Bayang Alon was a village that moved with the river. Its houses swayed on stilts, nets dangled like wind chimes, and prayers were stitched into daily life like thread into cloth.
Iliya sat on the woven porch of the house he shared with Ka Bino and Turo, watching women scatter salt on the riverbanks. They murmured to the water. Not to the river, but to what lived in it.
"Para sa kaluluwa ng tubig," Turo explained.
"So the spirits don't drag the nets under."
Every act here was a conversation with the unseen placing rice before the door, burning leaves before bathing, never whistling at night.
Iliya found it comforting. The order of it. The rules. Unlike what happened to him under the balete tree.
At the market, an old woman selling woven charms pressed one into Iliya's hand without a word. A token shaped like a spiral, almost like the one on his chest.
He tried asking Ka Bino that night. "What happens if you break the rules?"
The older man stirred the fire. "You invite something in."
"What kind of something?"
Ka Bino looked up. "The kind that doesn't leave."
That night, Iliya dreamt of roots again. But this time, they whispered in voices he didn't recognize not angry, just lonely.
Inside the Babaylan's hut, smoke twisted in sacred circles. Ina Laya lit a bowl of crushed herbs and motioned for Iliya to kneel.
"We begin with the breath," she said. "The breath is the gate."
Iliya obeyed. The smoke entered his lungs like fog. The world slowed.
"Diwa is your soul's thread. Rituals are how we weave it into the world. Without it, you're just shouting into the wind."
She taught him the basics of ritwal:
Tawag – the calling
Alay – the offering
Dalangin – the plea
Pagbukás – the opening of the self
Pagtanggap – the receiving of power
But his mark didn't wait for rituals.
During practice, while the others whispered careful words, Iliya's presence alone stirred the flame.
Smoke moved toward him. Leaves twisted toward his hand. Even Ina Laya stepped back.
"You don't channel," she muttered. "You pull.
That's not power. That's hunger."
She tested his mark with chants. It glowed. She stopped quickly.
"It's not an Anito. Nor a Diwata. Something older. Something buried with the old blood."
"Can I unbind it?" Iliya asked.
"No," she said softly. "But you can learn to carry it."
That night, she gave him a bracelet of kuyapit seeds to calm wandering souls and told him to wear it always.
It began with the forest going quiet.
A boy from the village had gone missing near the eastern grove a place left alone for years, said to house a sleeping Nuno.
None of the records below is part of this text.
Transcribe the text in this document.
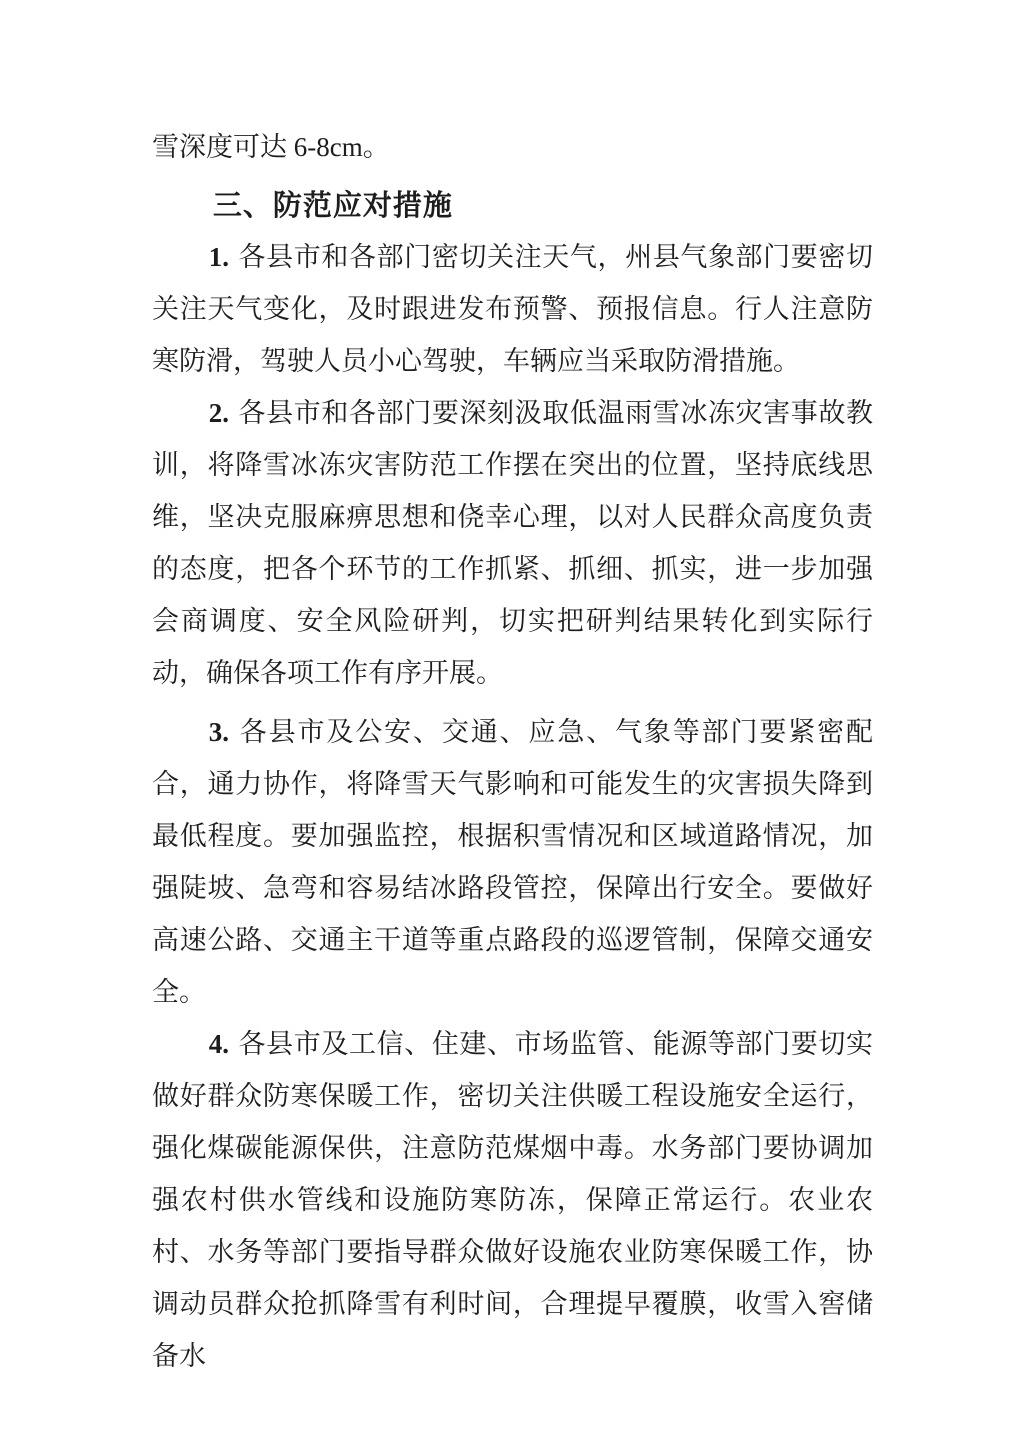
雪深度可达 6-8cm。

三、防范应对措施

1. 各县市和各部门密切关注天气，州县气象部门要密切关注天气变化，及时跟进发布预警、预报信息。行人注意防寒防滑，驾驶人员小心驾驶，车辆应当采取防滑措施。

2. 各县市和各部门要深刻汲取低温雨雪冰冻灾害事故教训，将降雪冰冻灾害防范工作摆在突出的位置，坚持底线思维，坚决克服麻痹思想和侥幸心理，以对人民群众高度负责的态度，把各个环节的工作抓紧、抓细、抓实，进一步加强会商调度、安全风险研判，切实把研判结果转化到实际行动，确保各项工作有序开展。

3. 各县市及公安、交通、应急、气象等部门要紧密配合，通力协作，将降雪天气影响和可能发生的灾害损失降到最低程度。要加强监控，根据积雪情况和区域道路情况，加强陡坡、急弯和容易结冰路段管控，保障出行安全。要做好高速公路、交通主干道等重点路段的巡逻管制，保障交通安全。

4. 各县市及工信、住建、市场监管、能源等部门要切实做好群众防寒保暖工作，密切关注供暖工程设施安全运行，强化煤碳能源保供，注意防范煤烟中毒。水务部门要协调加强农村供水管线和设施防寒防冻，保障正常运行。农业农村、水务等部门要指导群众做好设施农业防寒保暖工作，协调动员群众抢抓降雪有利时间，合理提早覆膜，收雪入窖储备水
The villagers dared not enter.
But Iliya did.
Ka Bino and Turo stayed behind, arguing with the elders. Ina Laya said nothing.
The grove was tangled with vines and broken offerings. As Iliya stepped closer, his mark pulsed not pain, but heat. A rhythm like footsteps behind him.
He found the boy beside an old termite mound, eyes glassy, skin fevered. A cracked offering bowl lay nearby. Whatever lived here had been disturbed.
Iliya reached out. Whispered the plea Ina Laya had taught him.
"Kaluluwa ng ugat, pakinggan mo ako."
The ground pulsed.
Something moved in the soil. A hand. A shadow.
But the mark on Iliya's chest flared golden, silent, and hungry.
The presence recoiled.
The spirit fled.
The boy gasped, then blinked dazed but alive.
When Iliya returned to Bayang Alon with him, no one cheered. They only stared.
Ina Laya met him at the river.
"You didn't call the spirit," she said. "You silenced it."
"I didn't mean to"
"You didn't control it. You overpowered it.
That's worse."
He looked at the ground.
"Whatever has claimed you," she continued, "it doesn't follow the laws. It does not ask. It takes."
"And if it takes too much?"
She was quiet.
"Then the world will take you in return."